L’après guerre s’annonce selon deux voies divergentes, curieusement exprimées à un an de distance, à l’intérieur de la même maison d’édition, la prestigieuse Gallimard. Tout d’abord celle qu’incarne Isou et son manifeste Introduction à une nouvelle poésie et à une nouvelle musique (1947), où celui-ci avance deux idées fondamentales pour comprendre son œuvre: la phase ‘cisélante’ –celle qui déconstruit un structure donnée, et la phase ‘amplique’–où les nouvelles formes s’épanouissent ; et l’autre, clé aussi pour avoir un panorama des chemins les plus importants empruntés par la seconde moitié du XXe siècle[[Les deux voies ici mentionnées parlent justement d’une divergence, mais ne veulent pas signifier par là que ce soient les seuls, 1947 est aussi l’année – exemple sui generis de la riche palette d’une pensé qui en France va donner une quantité considérable de fruits, de la création du Collège de Pathaphysique.]], incarnée par Sartre et son Qu’est-ce que la littérature, où celui-ci donne les bases du profil indépendant de l’intellectuel, non plus à la merci d’un roi mécène, mais entièrement indépendant, ce qui s’annonce -dans le cas de l’existentialisme- comme la constitution d’un nouvel establishment intellectuel, cible parfaite pour l’avant-garde en cours.

À partir de Traité de bave et d’éternité, vont suivre des films importants qui donneront au-delà d’un aperçu de cette génération, un état des lieux de la puissance et des possibilités de la démarche effectuée : la disjonction. Le film est déjà commencé? (1951) de Maurice Lemaître, L’anticoncept (1952) de Gil J. Wolman, Hurlements en faveur de Sade (1953), de Guy Debord, pour ne citer que les premiers qui se sont manifestés dans ce courant. Ils n’appartiennent pas à la génération qui avait 20 ans quand la guerre a éclaté, mais quand elle a fini, la différence est plus que significative. Les zazous se berceront avec le jazz et vivront leur jeunesse dans les caves de Saint-Germain, les lettristes débarqueront comme de véritables outsiders, sur un terrain en pleine reconfiguration.

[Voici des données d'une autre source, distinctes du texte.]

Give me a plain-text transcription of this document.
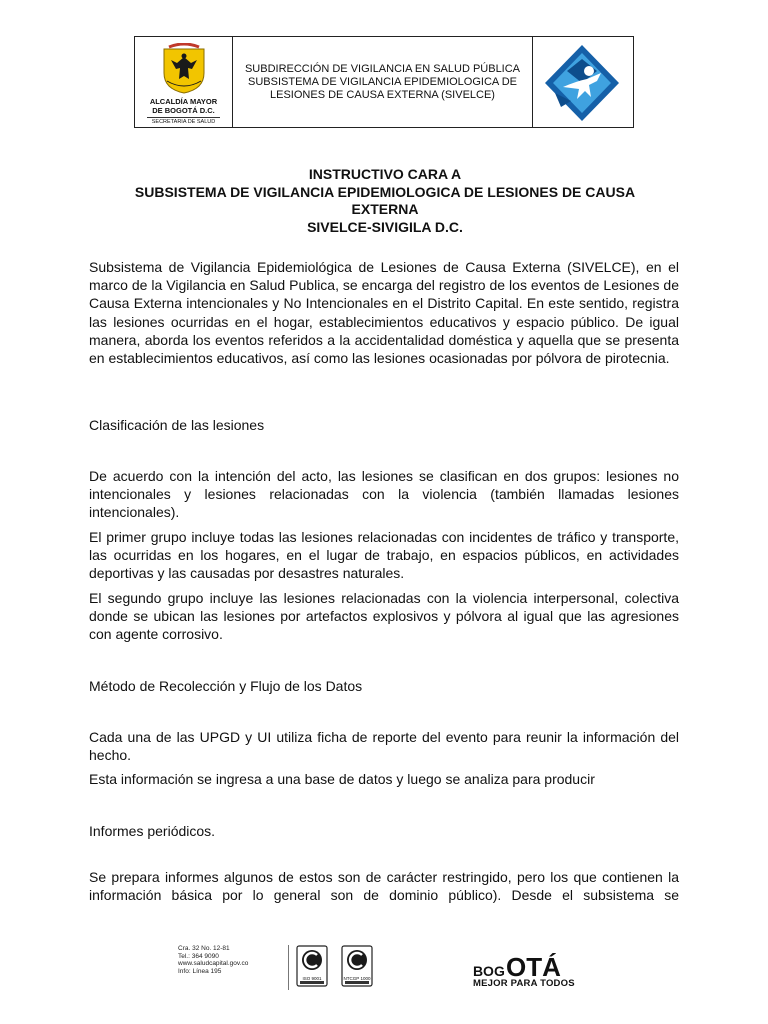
ALCALDÍA MAYOR
DE BOGOTÁ D.C.
SECRETARIA DE SALUD
SUBDIRECCIÓN DE VIGILANCIA EN SALUD PÚBLICA
SUBSISTEMA DE VIGILANCIA EPIDEMIOLOGICA DE
LESIONES DE CAUSA EXTERNA (SIVELCE)
INSTRUCTIVO CARA A
SUBSISTEMA DE VIGILANCIA EPIDEMIOLOGICA DE LESIONES DE CAUSA
EXTERNA
SIVELCE-SIVIGILA D.C.
Subsistema de Vigilancia Epidemiológica de Lesiones de Causa Externa (SIVELCE), en el marco de la Vigilancia en Salud Publica, se encarga del registro de los eventos de Lesiones de Causa Externa intencionales y No Intencionales en el Distrito Capital. En este sentido, registra las lesiones ocurridas en el hogar, establecimientos educativos y espacio público. De igual manera, aborda los eventos referidos a la accidentalidad doméstica y aquella que se presenta en establecimientos educativos, así como las lesiones ocasionadas por pólvora de pirotecnia.
Clasificación de las lesiones
De acuerdo con la intención del acto, las lesiones se clasifican en dos grupos: lesiones no intencionales y lesiones relacionadas con la violencia (también llamadas lesiones intencionales).
El primer grupo incluye todas las lesiones relacionadas con incidentes de tráfico y transporte, las ocurridas en los hogares, en el lugar de trabajo, en espacios públicos, en actividades deportivas y las causadas por desastres naturales.
El segundo grupo incluye las lesiones relacionadas con la violencia interpersonal, colectiva donde se ubican las lesiones por artefactos explosivos y pólvora al igual que las agresiones con agente corrosivo.
Método de Recolección y Flujo de los Datos
Cada una de las UPGD y UI utiliza ficha de reporte del evento para reunir la información del hecho.
Esta información se ingresa a una base de datos y luego se analiza para producir
Informes periódicos.
Se prepara informes algunos de estos son de carácter restringido, pero los que contienen la información básica por lo general son de dominio público). Desde el subsistema se
Cra. 32 No. 12-81
Tel.: 364 9090
www.saludcapital.gov.co
Info: Línea 195
ISO 9001	NTCGP 1000	B O G OTÁ
MEJOR PARA TODOS
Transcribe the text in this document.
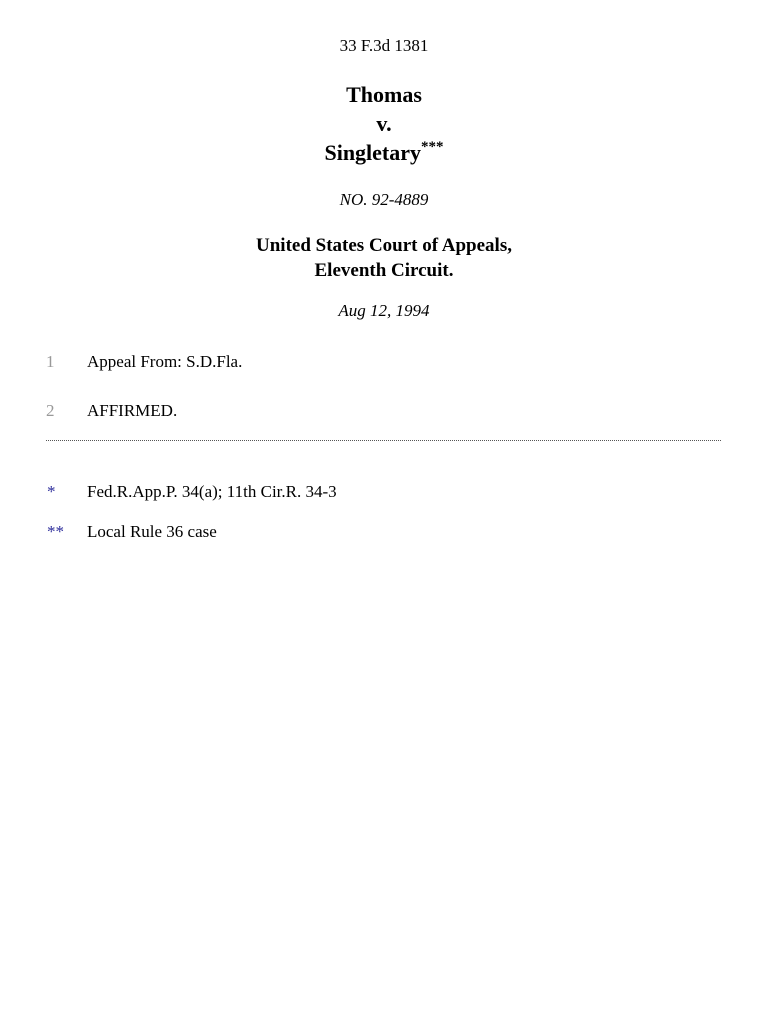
33 F.3d 1381
Thomas
v.
Singletary***
NO. 92-4889
United States Court of Appeals,
Eleventh Circuit.
Aug 12, 1994
1 Appeal From: S.D.Fla.
2 AFFIRMED.
* Fed.R.App.P. 34(a); 11th Cir.R. 34-3
** Local Rule 36 case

Boris Vian décrit Gabriel Pomerand, le cofondateur du lettrisme avec Isou, de la façon suivante:

“Gabriel POMERAND : Signe particulier: crasse, affirme-t-il. Et le fait est que, longtemps, on ne put approcher ce bon Gabriel sans précautions élémentaires; mais ça lui a passé, et maintenant, il se rase et s’habille comme tout le monde, ce qui est ça façon la plus singulière. Vingt-quatre ans [Boris Vian écrit le Manuel de Saint-Germain-des-Près en 1951], un mètre 68, cheveux hirsutes, yeux noirs, poids 50 kg; il fut successivement parasite, prisonnier, étudiant, résistant, écrivain, gigolo, puis époux. Son rêve, c’est d’être membre de l’Académie française et milliardaire (la première partie paraît le plus facile à réaliser). Pomerand fut un des éléments surprenants du Tabou, du temps de ses beaux soirs. Il avait une façon bien personnelle de vociférer ses œuvres lettristes à la face du monde, et on se demandait à chaque instant d’où il sortait sa voix et s’il en resterait pour les mot suivant. Le mot? Mot est-il le mot? Y a-t-il des mots lettristes?”[[VIAN, Boris, “Manuel de Saint-Germain-des-Près”, Œuvres complètes tome 14, Fayard, Paris, 2002, p.183]]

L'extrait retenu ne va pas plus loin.